Im Bereich des Regenrückhaltebeckens „Ohnestal“ bei Kiechlinsbergen überwintern Frösche und Kröten in den umliegenden Rebböschungen. Auf dem Weg zu ihrem Laichgewässer müssen sie die Kreisstraße 5127, den sogenannten Texaspass zwischen Oberbergen und Kiechlinsbergen, überqueren – eine gefährliche Strecke für die vergleichsweise langsamen Tiere. Da alle heimischen Amphibienarten unter Naturschutz stehen, wurde nach einer Lösung gesucht, um sie zu schützen und ihren Lebensraum zu verbessern.
Amphibienzaun entlang der betroffenen Stelle
Auf Anregung der Unteren Naturschutzbehörde wurde deshalb im vergangenen Jahr erstmals von der Straßenmeisterei ein Amphibienzaun entlang der betroffenen Stelle errichtet. Dieser wurde von den fünf engagierten Naturschützerinnen betreut, die über 400 Tiere sicher über die Straße tragen konnten. Am Freitag, 21. Februar 2025 wurde der Zaun in diesem Jahr wieder aufgebaut und wird erneut durch das ehrenamtliche Engagement der fünf ehrenamtlichen Helferinnen betreut.

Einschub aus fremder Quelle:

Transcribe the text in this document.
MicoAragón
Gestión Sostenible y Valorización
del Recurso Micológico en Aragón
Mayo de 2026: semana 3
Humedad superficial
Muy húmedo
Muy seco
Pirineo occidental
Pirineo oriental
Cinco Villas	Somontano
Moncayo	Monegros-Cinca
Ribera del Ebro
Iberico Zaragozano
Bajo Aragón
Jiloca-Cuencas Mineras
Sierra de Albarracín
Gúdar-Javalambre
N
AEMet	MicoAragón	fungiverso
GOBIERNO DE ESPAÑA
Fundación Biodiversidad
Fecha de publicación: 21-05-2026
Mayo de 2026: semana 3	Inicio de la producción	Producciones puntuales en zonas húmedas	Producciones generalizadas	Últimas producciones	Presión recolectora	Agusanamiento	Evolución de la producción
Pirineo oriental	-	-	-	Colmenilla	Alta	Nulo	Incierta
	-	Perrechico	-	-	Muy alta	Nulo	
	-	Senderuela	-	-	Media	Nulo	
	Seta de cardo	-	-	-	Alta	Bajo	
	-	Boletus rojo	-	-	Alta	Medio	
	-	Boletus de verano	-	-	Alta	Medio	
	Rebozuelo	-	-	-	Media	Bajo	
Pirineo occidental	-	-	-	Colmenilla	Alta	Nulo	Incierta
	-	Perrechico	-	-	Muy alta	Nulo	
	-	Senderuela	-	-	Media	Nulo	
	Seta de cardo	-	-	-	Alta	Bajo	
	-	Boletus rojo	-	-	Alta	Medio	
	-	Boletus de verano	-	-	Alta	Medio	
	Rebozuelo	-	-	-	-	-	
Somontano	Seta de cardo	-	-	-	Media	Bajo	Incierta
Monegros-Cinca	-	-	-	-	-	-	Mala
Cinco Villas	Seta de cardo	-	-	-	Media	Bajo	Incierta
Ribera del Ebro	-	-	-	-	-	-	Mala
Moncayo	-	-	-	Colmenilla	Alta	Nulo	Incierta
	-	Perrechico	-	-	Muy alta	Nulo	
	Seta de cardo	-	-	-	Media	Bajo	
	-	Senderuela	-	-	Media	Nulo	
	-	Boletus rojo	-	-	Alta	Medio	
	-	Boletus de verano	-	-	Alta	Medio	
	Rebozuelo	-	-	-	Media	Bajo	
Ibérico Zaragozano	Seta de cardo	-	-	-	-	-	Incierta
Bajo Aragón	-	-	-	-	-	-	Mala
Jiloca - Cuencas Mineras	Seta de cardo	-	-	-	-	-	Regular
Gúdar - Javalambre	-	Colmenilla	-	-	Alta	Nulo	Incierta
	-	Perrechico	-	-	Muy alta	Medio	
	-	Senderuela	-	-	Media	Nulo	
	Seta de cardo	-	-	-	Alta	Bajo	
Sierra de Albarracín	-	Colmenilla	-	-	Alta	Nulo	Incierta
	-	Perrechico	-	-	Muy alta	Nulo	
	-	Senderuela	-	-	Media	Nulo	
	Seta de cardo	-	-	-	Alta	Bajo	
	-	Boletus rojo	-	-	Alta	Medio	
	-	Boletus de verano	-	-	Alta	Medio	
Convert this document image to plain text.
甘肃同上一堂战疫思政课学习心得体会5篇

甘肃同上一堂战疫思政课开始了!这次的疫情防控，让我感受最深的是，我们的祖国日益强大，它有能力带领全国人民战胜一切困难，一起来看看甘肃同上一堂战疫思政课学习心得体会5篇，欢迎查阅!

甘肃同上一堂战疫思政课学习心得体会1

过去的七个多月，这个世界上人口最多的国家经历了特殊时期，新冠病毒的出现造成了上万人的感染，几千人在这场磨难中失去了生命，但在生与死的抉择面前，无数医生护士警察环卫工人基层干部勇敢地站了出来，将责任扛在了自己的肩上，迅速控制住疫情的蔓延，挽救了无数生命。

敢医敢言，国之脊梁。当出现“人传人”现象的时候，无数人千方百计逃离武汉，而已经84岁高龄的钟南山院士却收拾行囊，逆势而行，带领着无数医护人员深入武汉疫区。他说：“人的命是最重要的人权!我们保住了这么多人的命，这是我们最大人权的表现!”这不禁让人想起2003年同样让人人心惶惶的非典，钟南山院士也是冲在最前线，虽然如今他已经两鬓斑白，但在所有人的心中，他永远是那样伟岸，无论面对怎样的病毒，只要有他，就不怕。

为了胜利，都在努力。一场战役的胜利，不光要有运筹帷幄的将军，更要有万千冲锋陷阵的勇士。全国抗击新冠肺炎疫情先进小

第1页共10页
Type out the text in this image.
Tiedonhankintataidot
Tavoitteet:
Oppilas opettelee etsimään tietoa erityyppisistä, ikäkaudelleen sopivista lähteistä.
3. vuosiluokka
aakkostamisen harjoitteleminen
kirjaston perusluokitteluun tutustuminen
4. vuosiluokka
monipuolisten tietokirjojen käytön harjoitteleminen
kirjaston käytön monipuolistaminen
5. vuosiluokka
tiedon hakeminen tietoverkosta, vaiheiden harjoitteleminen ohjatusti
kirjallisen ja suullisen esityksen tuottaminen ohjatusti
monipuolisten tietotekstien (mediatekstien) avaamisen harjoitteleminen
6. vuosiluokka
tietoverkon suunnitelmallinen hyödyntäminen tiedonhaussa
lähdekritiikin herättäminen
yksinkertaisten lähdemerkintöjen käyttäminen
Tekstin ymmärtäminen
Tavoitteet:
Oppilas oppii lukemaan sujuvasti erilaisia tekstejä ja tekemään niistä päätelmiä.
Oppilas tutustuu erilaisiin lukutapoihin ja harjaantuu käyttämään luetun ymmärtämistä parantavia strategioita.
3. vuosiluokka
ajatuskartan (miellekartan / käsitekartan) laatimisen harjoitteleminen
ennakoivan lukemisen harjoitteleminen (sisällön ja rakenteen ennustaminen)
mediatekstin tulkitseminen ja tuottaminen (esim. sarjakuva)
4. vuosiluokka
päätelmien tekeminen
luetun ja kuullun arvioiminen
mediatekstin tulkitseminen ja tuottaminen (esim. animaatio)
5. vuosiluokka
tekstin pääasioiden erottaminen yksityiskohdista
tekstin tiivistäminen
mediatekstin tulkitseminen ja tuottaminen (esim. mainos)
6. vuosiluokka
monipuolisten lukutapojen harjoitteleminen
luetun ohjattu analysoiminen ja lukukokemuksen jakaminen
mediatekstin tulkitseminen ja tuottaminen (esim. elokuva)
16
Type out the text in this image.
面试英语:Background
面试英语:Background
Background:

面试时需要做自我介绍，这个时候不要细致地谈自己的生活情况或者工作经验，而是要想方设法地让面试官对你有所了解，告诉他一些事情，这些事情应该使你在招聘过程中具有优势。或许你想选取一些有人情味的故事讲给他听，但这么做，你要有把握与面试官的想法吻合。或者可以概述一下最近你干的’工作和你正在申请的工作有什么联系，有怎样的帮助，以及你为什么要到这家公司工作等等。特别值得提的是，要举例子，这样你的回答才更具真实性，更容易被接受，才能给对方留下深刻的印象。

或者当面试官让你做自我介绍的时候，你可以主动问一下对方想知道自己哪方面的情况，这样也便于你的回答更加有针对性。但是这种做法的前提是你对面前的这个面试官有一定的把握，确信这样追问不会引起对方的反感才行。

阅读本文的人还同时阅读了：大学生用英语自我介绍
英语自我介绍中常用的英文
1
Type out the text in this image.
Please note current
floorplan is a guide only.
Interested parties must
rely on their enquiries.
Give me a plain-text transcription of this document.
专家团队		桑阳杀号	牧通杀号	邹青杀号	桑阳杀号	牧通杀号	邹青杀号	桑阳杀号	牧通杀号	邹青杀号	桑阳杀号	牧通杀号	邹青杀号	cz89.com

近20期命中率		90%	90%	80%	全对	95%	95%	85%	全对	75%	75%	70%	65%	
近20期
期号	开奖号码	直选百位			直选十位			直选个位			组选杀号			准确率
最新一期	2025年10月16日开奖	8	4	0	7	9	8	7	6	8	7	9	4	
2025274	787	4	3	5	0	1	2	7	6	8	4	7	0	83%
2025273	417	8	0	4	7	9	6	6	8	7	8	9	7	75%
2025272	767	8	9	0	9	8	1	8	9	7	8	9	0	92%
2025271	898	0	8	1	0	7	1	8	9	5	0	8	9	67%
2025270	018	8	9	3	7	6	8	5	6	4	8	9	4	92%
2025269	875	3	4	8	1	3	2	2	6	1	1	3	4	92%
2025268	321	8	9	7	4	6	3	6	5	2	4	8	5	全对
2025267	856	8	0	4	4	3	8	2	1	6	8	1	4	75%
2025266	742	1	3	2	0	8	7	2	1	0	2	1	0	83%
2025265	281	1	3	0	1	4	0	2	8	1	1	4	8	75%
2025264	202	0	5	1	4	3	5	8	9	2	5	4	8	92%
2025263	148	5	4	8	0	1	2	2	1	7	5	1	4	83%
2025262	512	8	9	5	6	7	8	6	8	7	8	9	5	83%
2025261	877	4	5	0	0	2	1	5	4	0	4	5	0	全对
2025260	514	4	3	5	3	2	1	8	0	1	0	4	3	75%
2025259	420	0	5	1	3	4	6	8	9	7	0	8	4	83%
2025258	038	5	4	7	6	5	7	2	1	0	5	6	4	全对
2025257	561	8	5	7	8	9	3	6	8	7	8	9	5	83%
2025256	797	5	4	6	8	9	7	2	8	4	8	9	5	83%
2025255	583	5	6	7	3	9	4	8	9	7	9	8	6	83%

Parallel dazu wurden durch die Stadt Endingen Maßnahmen zur Verbesserung des Lebensraums ergriffen. So wurden im Regenrückhaltebecken einige Gehölze entfernt, um die Qualität des Laichgewässers zu steigern. „Diese Kombination aus technischem Schutz durch den Zaun und der ökologischen Aufwertung des Habitats ist aus naturschutzfachlicher Sicht besonders wirkungsvoll“, erklärt Holger Arnold, Fachkraft Naturschutz beim Amt für Bauen und Naturschutz des Landratsamts Emmendingen.
Schwinden der Population ist deutlich sichtbar
Bei den Amphibien ist das Schwinden der Populationen deutlich sichtbar: Die meisten Bestände im Landkreis Emmendingen aber auch überregional sind um bis zu 80 % eingebrochen. Die Ursachen sind vielseitig. Meist ist es eine Kombination aus Lebensraumverlust insbesondere von Laichgewässern, Umwelteinflüssen wie vermehrte Trockenereignisse und eingeschleppte Krankheiten und Tierarten. Der Amphibienschutz in Endingen zeigt jedoch, dass durch gemeinsame Anstrengungen und gute Zusammenarbeit zwischen Kreisverwaltung, Straßenmeisterei, ehrenamtlichen Helferinnen und der Stadtverwaltung konkrete Erfolge im Artenschutz erzielt werden können.